CAPTCHAs are a form of "madness" that costs humanity 500 years per day and need to be confined to the internet's trash bin, says online security company Cloudflare.
They're a familiar sight on the internet - you've searched your memory for the username and password of the website you're trying to access, hit the login button - only to be met by an annoying picture puzzle.
Can you select all the squares with pedestrian crossings in them? Are there any trees in the photographs?
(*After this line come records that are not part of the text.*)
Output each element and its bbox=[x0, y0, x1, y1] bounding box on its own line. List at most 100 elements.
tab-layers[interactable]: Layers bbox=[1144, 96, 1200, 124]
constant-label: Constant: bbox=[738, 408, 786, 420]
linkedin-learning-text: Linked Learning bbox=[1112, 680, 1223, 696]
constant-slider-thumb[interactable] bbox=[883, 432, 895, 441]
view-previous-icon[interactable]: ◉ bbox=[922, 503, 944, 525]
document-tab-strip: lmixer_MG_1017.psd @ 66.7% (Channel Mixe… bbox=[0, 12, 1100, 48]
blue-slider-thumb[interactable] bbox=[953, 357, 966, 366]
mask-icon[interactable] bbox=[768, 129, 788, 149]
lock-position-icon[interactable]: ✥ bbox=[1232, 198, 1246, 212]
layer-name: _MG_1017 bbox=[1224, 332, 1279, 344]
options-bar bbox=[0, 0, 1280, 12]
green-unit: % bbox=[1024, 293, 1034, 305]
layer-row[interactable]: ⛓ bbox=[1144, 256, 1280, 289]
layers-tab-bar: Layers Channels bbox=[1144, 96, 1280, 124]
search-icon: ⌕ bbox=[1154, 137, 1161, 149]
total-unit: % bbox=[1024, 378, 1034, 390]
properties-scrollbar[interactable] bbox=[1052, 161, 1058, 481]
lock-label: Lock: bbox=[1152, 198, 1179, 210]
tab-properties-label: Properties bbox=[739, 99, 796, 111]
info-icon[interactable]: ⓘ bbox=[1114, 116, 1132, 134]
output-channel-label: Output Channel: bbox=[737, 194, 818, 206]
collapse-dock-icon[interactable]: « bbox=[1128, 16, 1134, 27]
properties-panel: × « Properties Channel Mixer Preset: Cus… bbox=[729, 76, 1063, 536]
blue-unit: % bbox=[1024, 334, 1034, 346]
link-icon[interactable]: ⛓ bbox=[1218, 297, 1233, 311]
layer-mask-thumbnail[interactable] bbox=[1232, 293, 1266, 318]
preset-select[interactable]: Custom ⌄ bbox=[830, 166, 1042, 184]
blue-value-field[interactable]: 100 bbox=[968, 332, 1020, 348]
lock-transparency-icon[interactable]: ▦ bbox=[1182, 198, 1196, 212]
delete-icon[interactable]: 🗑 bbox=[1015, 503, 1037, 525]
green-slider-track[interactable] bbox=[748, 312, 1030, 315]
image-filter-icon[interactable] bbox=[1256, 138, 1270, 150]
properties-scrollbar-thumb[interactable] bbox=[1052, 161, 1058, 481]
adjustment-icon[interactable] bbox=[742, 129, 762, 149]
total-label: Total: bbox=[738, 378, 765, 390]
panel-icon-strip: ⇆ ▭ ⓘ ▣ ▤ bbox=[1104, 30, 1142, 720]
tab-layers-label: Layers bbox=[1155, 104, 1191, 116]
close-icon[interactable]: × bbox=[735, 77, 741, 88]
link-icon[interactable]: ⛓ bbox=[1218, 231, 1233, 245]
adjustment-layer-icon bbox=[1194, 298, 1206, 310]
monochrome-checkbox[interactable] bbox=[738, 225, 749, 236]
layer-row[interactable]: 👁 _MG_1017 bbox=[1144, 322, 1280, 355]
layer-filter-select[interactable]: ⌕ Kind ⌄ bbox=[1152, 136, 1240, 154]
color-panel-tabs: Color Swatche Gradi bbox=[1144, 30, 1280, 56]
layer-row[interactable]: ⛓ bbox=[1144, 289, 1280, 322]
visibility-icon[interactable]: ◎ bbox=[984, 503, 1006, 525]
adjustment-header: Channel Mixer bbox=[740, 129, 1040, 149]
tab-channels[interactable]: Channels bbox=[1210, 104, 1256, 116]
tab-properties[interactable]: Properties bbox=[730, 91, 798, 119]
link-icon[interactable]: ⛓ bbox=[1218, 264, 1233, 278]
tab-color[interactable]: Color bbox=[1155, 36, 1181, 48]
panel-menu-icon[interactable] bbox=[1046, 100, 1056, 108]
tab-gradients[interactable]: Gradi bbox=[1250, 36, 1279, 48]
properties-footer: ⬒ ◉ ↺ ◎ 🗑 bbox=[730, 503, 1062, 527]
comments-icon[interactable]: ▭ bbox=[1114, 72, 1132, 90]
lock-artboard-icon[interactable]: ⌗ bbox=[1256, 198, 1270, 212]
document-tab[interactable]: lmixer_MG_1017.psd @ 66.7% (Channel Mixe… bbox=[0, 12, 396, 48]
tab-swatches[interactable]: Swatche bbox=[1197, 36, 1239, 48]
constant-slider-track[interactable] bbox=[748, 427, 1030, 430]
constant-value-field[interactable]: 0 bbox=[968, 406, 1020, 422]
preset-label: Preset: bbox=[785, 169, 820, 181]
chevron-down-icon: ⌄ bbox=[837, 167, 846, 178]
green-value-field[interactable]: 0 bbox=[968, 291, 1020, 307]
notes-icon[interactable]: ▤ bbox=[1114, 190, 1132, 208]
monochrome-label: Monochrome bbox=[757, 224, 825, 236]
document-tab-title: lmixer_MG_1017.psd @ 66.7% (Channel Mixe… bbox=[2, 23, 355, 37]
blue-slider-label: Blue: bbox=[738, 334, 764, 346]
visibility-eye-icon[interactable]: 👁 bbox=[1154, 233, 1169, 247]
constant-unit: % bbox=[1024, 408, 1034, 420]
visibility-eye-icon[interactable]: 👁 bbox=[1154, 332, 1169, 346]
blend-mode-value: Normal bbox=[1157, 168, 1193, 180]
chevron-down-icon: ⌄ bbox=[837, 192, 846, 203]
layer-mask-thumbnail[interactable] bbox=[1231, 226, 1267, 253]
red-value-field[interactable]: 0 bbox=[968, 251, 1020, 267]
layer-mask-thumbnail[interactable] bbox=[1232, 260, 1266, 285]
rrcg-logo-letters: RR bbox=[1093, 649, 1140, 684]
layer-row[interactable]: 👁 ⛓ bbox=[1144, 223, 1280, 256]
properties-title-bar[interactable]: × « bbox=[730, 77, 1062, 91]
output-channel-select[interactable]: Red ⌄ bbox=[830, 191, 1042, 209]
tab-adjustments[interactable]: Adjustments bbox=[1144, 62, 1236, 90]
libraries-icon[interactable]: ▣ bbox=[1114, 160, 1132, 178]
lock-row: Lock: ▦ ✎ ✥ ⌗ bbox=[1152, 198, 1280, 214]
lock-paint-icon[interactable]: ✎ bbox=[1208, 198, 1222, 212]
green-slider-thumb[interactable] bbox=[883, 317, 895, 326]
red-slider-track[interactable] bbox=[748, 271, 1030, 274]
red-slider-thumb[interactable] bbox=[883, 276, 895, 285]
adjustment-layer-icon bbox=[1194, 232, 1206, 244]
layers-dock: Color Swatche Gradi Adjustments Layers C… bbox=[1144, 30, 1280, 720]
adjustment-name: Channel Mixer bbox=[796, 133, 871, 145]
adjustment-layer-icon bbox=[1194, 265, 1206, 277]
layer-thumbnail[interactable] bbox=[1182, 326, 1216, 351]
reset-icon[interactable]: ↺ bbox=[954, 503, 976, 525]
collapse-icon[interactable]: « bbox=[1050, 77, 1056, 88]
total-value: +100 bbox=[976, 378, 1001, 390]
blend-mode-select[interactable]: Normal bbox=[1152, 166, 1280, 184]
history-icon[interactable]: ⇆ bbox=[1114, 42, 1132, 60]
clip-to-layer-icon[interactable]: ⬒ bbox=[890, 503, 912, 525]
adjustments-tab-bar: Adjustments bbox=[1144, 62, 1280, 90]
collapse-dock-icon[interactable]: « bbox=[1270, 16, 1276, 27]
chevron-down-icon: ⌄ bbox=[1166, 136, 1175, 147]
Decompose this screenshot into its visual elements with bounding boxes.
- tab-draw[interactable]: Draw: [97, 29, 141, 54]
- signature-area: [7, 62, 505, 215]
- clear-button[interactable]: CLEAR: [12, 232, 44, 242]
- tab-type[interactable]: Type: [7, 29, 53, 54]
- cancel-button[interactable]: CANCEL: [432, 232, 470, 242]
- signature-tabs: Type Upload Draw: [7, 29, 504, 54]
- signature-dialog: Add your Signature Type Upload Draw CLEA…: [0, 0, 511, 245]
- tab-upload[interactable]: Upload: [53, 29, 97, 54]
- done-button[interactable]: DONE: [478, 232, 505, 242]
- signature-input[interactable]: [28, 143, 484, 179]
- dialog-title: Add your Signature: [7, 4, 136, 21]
Or fire hydrants?
CAPTCHAs are automated tests designed to identify whether you are human or bot and strengthen the security of websites - but that comes at a cost, says Cloudflare.
The first CAPTCHA was developed in 1997 before the name came later, in 2003, as an acronym for 'Completely Automated Public Turing test to tell Computers and Humans Apart'.
In a blog posted on the Cloudflare's website research engineer Thibault Meunier did a quick calculation based on its data suggesting an average user takes 32 seconds to complete a CAPTCHA.
With 4.6 billion global internet users and an assumption the average user sees one CAPTCHA per 10 days, that equates to around 500 years wasted every day trying to prove we're not bots.
But loss of productivity is not the only issue with the pop-up puzzles.
There are cultural and accessibility issues - does everyone know what a fire hydrant is? What about internet users who are sight challenged? Then there is the data and battery usage for those reliant on mobile data. That all adds up to make it a less-than-ideal means of humanity identification.
So Cloudflare is running an experiment to "end the madness", it says.
"The idea is rather simple: a real human should be able to touch or look at their device to prove they are human, without revealing their identity," Meunier wrote.
"We want you to be able to prove that you are human without revealing which human you are! You may ask if this is even possible? And the answer is: Yes."
That system will involve a hardware security key that can be plugged into a computer or connected to a mobile phone which is then verified - taking around five seconds to complete.
The test is currently limited to certain types of hardware security keys and in English-speaking regions - but should it be successful, it could mean no more unnecessary clicking.
It's all about building a better internet, says Cloudflare, adding: "We're excited to bring about the demise of the fire hydrant on the Internet. It's no longer needed."